Dayton Ward said something on Twitter the other day (about Apollo 11) that prompted some musing that I really wished
James Michener's Space were available on DVD, because I could imagine a binge watch of
The Right Stuff and
From the Earth to the Moon and
Apollo 13 and
Space (even though that's fictional) all in close proximity. Then I realized that I probably had never read Michener's novel, and when coincidentally
Space appeared in a bargain ebook newsletter the next day I took that as a sign and bought the book immediately.
Space tells a fictionalized version of the story of the American space program, beginning during World War II and carrying on through about 1980, give or take, as seen through the eyes of four men (a World War II Navy veteran and United States senator, a Navy pilot of the Korean War who becomes a test pilot, an engineer from the German rocket program who dreams of multi-stage rockets, and an American civilian engineer who helps the German engineers escape from Germany to work for the United States government on their rocket program) and the people around them.
I have not finished the book yet -- like 95% of Michener's work, it's a doorstopper, even as an ebook -- and Sputnik hasn't even been launched by the Soviets. Yet, I wanted to talk about one aspect of Michener's book that I find absolutely fascinating.

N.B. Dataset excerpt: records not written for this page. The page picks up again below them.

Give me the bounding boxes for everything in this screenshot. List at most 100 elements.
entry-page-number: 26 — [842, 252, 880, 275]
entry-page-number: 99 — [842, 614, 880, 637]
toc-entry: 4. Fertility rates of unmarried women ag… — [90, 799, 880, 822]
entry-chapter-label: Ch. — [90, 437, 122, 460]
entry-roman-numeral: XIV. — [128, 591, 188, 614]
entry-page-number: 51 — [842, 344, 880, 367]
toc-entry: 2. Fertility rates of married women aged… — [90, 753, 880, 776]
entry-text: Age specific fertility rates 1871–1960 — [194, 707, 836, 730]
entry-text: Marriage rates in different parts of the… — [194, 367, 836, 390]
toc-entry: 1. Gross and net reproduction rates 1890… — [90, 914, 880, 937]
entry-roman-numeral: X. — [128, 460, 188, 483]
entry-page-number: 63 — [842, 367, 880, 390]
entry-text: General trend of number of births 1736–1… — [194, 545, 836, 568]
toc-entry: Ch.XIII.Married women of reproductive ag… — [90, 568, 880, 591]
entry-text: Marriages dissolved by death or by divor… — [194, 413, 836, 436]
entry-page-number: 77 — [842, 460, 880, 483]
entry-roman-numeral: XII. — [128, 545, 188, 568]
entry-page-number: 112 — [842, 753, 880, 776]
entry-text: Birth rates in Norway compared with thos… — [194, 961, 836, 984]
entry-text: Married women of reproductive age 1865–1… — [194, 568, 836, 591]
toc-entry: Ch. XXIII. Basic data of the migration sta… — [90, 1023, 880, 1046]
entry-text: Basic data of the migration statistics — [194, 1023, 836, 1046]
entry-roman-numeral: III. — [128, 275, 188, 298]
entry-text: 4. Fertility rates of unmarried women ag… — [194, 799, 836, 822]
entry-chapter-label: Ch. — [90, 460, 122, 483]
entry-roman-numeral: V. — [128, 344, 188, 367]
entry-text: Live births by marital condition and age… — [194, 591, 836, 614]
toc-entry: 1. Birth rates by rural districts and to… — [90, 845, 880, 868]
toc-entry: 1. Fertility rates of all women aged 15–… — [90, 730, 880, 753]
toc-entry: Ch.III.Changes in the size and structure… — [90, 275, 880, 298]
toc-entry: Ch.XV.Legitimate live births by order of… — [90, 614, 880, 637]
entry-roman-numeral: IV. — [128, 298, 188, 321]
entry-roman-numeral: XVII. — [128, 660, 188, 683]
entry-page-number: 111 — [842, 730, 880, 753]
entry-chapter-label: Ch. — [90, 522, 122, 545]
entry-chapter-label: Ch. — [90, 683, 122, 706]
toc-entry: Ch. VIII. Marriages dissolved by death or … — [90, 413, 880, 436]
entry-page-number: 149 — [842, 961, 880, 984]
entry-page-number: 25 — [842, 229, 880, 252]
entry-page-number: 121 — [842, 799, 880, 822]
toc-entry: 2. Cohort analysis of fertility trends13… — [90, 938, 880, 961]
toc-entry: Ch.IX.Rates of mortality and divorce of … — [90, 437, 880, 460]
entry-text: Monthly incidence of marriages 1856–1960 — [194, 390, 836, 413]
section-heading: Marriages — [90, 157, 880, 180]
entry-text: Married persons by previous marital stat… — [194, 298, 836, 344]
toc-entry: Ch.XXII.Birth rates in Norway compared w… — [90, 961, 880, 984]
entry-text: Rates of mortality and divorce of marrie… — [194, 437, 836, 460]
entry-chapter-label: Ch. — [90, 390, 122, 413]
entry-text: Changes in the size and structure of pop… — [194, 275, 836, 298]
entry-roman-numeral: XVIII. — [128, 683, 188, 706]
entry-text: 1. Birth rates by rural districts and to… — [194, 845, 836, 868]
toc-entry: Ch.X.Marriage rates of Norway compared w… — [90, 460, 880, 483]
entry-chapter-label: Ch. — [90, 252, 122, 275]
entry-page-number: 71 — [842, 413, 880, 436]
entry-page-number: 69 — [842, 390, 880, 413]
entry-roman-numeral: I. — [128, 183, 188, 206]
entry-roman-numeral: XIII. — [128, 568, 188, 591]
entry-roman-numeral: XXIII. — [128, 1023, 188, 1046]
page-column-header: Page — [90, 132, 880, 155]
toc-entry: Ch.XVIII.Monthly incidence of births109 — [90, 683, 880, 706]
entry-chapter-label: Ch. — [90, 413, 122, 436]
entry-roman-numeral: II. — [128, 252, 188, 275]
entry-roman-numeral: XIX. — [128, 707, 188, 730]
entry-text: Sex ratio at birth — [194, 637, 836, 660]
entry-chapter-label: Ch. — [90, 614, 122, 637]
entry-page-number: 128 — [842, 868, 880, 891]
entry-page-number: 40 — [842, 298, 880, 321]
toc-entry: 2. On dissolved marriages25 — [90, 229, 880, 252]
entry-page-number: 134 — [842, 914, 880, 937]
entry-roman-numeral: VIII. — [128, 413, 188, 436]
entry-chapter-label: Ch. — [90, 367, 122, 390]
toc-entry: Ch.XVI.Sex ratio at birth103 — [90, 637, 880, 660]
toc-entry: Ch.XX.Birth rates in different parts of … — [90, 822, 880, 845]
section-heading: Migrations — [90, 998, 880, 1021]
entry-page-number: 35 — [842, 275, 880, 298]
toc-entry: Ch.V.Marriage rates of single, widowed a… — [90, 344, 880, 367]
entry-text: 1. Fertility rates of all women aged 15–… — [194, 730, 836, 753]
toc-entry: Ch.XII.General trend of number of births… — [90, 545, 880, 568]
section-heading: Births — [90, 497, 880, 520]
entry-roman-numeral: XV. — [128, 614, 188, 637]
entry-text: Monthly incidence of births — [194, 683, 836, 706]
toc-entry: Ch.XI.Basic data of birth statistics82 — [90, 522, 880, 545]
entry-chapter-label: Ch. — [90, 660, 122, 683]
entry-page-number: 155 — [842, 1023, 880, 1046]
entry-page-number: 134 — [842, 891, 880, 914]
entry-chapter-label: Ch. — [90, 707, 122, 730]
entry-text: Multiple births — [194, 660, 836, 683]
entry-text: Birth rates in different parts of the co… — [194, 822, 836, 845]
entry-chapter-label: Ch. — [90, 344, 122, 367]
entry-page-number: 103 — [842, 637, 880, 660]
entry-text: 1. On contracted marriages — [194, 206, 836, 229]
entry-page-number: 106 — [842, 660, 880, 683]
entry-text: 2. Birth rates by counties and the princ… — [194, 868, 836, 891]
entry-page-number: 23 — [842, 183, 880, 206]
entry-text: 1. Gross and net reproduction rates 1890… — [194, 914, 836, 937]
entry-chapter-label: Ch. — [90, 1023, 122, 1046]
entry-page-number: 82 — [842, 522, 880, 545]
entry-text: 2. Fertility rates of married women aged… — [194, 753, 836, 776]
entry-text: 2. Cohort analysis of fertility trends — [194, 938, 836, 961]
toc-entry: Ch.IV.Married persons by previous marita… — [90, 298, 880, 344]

Space is an alternate history. Not in the sense that Michener created fictional characters to tell a story about the factual events around early American space exploration. In the sense that the United States of
Space is not our United States. It has at least two additional states -- Fremont and Red River. Fremont is sort of in the Kansas/Nebraska/Colorado area, but it doesn't replace any of these, as those states also exist. Red River, at least to where I am, is a little more difficult to figure out, but it's somewhere near the Ozarks (since the Senator from Red River talks about hunting in the Ozarks). Perhaps Red River is like West Virginia, a part of Arkansas that broke away from the state during the Civil War and formed its own Northern-aligned government. Fremont is a bit harder to figure, because its major cities (named after Daniel Webster, Henry Clay, and John C. Calhoun) don't align with any known cities, but I can almost imagine a scenario where it was admitted during the Civil War, much as Nevada was, in order to pad the Electoral College for the Republican Party. Yet, in the early 1950s there are still only 96 Senators, indicating 48 states, so which states do not exist? Are states we know combined into one in Michener's alternate history? Possibly the Dakotas admitted as a single state, and Arizona and New Mexico as a single state?
Michener is trying to tell a story about the space program, and I'm trying to figure out his alternate history's point of departure.
As for the book itself, it's fine. Michener can sometimes be frustrating to read because his characters are underdeveloped (frankly, I don't understand Elinor Grant and her motivations at
all) or because he pulls his narrative POV back
so far that it feels like mental whiplash. Still, there are moments of subtlety and genius, like an early passage that prefigures Carl Sagan's own "Pale Blue Dot."